I added that also to the first post above.

Thank you for the explanation, I really like the simplicity of the multiple IFs/Else to check the state... I want to check gcjr's code as well, but now I have a couple good suggestions to work with. And I agree with UKHeliBob completely that readability is an important consideration.

Thank you for the example gcjr, at first glance it looks promising. I will check it out.

Hi Doug, Thank you for your input. That looks amazing, had I had that in mind from the beginning, I would have done other functions differently. As it is, I would need to rewrite quite a bit to make use of that [efficiently] also in other functions, so probably will not implement that in this project. But regardless of that, I will look into your link further... I see a lot of potential there, and luckily, there is always the next project.

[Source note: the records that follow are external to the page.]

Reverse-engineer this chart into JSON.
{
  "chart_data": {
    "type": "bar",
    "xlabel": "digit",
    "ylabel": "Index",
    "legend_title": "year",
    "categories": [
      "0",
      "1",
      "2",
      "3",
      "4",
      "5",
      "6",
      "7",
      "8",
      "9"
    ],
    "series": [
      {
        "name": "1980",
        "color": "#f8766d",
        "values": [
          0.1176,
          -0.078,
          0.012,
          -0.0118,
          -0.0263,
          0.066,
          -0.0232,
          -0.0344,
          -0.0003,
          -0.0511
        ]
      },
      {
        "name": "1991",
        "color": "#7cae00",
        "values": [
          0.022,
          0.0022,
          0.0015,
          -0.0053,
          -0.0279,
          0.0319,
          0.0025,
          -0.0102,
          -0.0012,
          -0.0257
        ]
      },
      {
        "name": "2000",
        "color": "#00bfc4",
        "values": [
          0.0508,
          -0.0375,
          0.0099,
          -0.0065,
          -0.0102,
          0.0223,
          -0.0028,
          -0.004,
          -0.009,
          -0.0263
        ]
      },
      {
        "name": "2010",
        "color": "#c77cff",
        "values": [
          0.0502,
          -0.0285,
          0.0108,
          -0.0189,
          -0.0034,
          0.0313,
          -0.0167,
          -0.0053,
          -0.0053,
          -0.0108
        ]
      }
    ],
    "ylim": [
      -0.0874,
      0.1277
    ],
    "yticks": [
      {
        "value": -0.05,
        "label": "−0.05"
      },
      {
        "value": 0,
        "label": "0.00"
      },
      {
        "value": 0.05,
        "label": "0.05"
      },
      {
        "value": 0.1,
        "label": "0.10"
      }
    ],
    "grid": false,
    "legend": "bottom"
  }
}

Hi xfpd, Thank you also for your link and input. Although this looks really great, I think I might need to extend the boundaries of my knowledge to be able to implement that (in other words: "Me a little too stupid for that").

I applied the code to a LED hooked up to a PWM pin and it almost worked perfect. As is, the code skips the last if statement (i.e. holds at the MinPwmPeriod, but does not hold at the MaxPwmPeriod). All that was missing was to change the last IF to an ELSE IF, after that it works like a charm. Thank you.

Quick question, if I am not mistaken, "PwmPeriod" defines the duration from MinPwm to reaching MinPwm again, is that correct? I am guessing that a PwmPeriod *100 = milliseconds... or is that only coincidence?

PwmPeriod is theperiod between incremental fade changes

should have include Msec in the name. PwmPeriod is 50 msec